Obviously there's always places to improve but yes, contributions to upstream and Debian is important to Ubuntu.

This is what I was hoping to hear. Thanks.

Dremora
August 10th, 2008, 10:36 PM
Trying to maintain patches outside of Debian over the long term will just lead to needless headaches, duplication of effort, and Canonical will be getting bugs back for things that are already fixed in the last version.

They're really just shooting themselves in the foot if they don't give back.

Brunellus
August 11th, 2008, 02:15 PM
Trying to maintain patches outside of Debian over the long term will just lead to needless headaches, duplication of effort, and Canonical will be getting bugs back for things that are already fixed in the last version.

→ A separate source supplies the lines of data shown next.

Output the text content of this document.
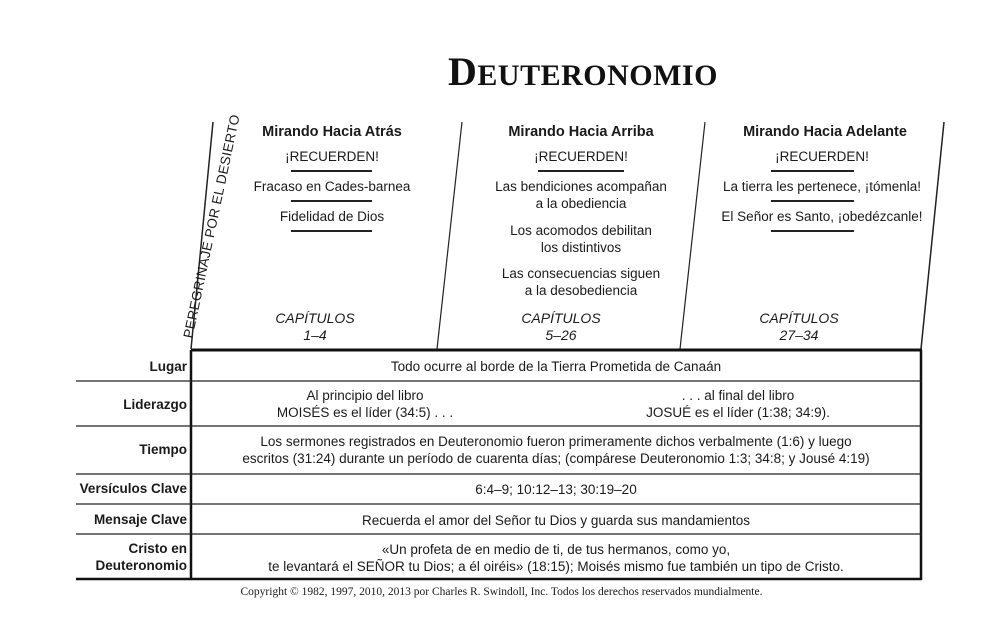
DEUTERONOMIO
PEREGRINAJE POR EL DESIERTO	Mirando Hacia Atrás
¡RECUERDEN!
Fracaso en Cades-barnea
Fidelidad de Dios
CAPÍTULOS
1–4
Mirando Hacia Arriba
¡RECUERDEN!
Las bendiciones acompañan
a la obediencia
Los acomodos debilitan
los distintivos
Las consecuencias siguen
a la desobediencia
CAPÍTULOS
5–26
Mirando Hacia Adelante
¡RECUERDEN!
La tierra les pertenece, ¡tómenla!
El Señor es Santo, ¡obedézcanle!
CAPÍTULOS
27–34
Lugar
Liderazgo
Tiempo
Versículos Clave
Mensaje Clave
Cristo en
Deuteronomio
Todo ocurre al borde de la Tierra Prometida de Canaán
Al principio del libro
MOISÉS es el líder (34:5) . . .
. . . al final del libro
JOSUÉ es el líder (1:38; 34:9).
Los sermones registrados en Deuteronomio fueron primeramente dichos verbalmente (1:6) y luego
escritos (31:24) durante un período de cuarenta días; (compárese Deuteronomio 1:3; 34:8; y Jousé 4:19)
6:4–9; 10:12–13; 30:19–20
Recuerda el amor del Señor tu Dios y guarda sus mandamientos
«Un profeta de en medio de ti, de tus hermanos, como yo,
te levantará el SEÑOR tu Dios; a él oiréis» (18:15); Moisés mismo fue también un tipo de Cristo.
Copyright © 1982, 1997, 2010, 2013 por Charles R. Swindoll, Inc. Todos los derechos reservados mundialmente.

They're really just shooting themselves in the foot if they don't give back.
Debian's development cycle is unbearably slow for Ubuntu. The usual Debianista retort of "well just effin' use Sid" simply isn't good enough. Ubuntu has usually managed to be just ahead of Debian Testing, with a fair bit of support.

In any event, "giving back" isn't really as relevant as "following the express terms of the license." So long as Ubuntu (or anyone else for that matter) continues to make their source code available under the terms of the GPL, they can proceed however they want.